The subject is preferably an elderly person, preferably a person of
the age of 50 or more, in particular of the age of 55 or more, more
in particular of the age of 60 or more, more in particular of the
age of 65 or more.
[0024] Within the group of subjects, preferably elderly, not [yet]
assessed with MCI or prodromal dementia or AD, it was found that
subjects having a familial record of dementia or AD are at
increased risk of developing dementia or AD, and the composition of
the invention is particularly suited for treating, stabilizing or
slowing down cerebral glucose metabolism abnormalities in these
subjects, particularly at the above age ranges. Within this group,
it is particularly preferred to treat subjects with brain glucose
metabolism abnormalities who show a maternal history of dementia or
AD, as this subgroup has an even higher likelihood of developing
dementia or AD. These subjects are known to suffer from a
significantly reduced FDG-PET signal.
[0025] Within the group of subjects, preferably elderly not [yet]

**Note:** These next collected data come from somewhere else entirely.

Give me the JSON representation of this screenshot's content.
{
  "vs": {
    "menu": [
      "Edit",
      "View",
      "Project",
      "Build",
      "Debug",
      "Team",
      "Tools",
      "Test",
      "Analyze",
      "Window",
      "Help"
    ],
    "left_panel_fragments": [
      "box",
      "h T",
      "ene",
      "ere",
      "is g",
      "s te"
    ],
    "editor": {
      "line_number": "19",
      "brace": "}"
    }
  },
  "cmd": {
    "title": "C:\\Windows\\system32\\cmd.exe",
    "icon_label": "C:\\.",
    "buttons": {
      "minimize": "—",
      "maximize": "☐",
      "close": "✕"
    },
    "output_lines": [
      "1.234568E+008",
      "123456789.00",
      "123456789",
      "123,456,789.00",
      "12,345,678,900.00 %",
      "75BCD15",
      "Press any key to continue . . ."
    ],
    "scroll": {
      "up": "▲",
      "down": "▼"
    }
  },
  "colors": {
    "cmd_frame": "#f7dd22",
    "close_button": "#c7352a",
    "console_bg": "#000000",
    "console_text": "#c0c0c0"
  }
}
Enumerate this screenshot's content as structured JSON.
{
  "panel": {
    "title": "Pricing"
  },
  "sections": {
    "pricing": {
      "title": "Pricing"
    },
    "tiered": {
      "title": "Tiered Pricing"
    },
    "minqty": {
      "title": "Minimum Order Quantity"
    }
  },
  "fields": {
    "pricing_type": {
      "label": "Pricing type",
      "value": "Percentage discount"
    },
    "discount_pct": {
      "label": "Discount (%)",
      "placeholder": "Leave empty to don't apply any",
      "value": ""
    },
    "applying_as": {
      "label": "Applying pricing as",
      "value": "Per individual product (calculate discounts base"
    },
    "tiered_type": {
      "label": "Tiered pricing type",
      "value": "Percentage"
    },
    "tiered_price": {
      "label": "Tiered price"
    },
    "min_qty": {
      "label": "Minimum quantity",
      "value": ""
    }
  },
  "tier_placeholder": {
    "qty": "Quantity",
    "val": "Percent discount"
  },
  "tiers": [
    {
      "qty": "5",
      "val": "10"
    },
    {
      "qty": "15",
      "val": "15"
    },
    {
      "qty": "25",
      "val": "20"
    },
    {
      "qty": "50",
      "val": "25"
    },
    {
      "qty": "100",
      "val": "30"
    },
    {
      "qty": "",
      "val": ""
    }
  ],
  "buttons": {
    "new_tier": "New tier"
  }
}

assessed with MCI or prodromal dementia or AD, yet suffering from
brain glucose metabolism abnormalities, it was found that subjects
suffering from subjective memory concerns, subjective memory
complaints, sometimes referred to as SMI subjects, are also at
increased risk. These are groups of subjects with self-expressed
concerns are identifiable and classified in the art, for instance
with the use of questionnaires. In order to be assessed as a
subject having subjective memory concerns (`SMI`), the subject
could be asked to answer the question "Do you feel like your memory
is becoming worse?" in a memory clinic for workup of memory
impairment [possible answers: "no"; "yes, but this does not worry
me"; and "yes, this worries me", with the answer: "yes, this
worries me." (see Jessen et al. "AD dementia risk in late MCI, in
early MCI, and in subjective memory impairment" Alzheimer's &
Dementia 10 (2014) 76-83, its contents herein incorporated by
reference). SMI is typically assessed in a longitudinal comparison
(involving repeated observations of the same variables over long
periods of time in the individual), and is defined by subjective
reports of memory worsening and cognitive performance in the normal
adjusted range. Epidemiologic studies have shown that SMI is a risk
factor for cognitive decline and dementia, preceding MCI and
prodromal stages. See also Scheef et al. "Glucose metabolism, gray
matter structure and memory decline in subjective memory
impairment" Neurology 2012; 79(13): 1332-1339, its contents herein
incorporated by reference.
[0026] The inventors believe that 18F-FDG-PET is a reliable
predictor of rapid progression to dementia even at the early stages
where MCI and an increased likelihood of developing dementia or AD
have not been diagnosed. Advantageously, with such early
identification and intervention the onset of MCI, prodromal
dementia or AD and eventually dementia or AD could be delayed. In a
preferred embodiment, the method according to the invention
involves identifying the subject suffering from brain glucose
metabolism impairment having an increased likelihood of developing
AD or dementia later in life, said subject at identification not
being diagnosed having MCI or prodromal dementia or AD (i.e. having
a MMSE of 26 or higher). The identification is based on the
observation that the FDG uptake is decreased in such subjects
compared to the average reference situation.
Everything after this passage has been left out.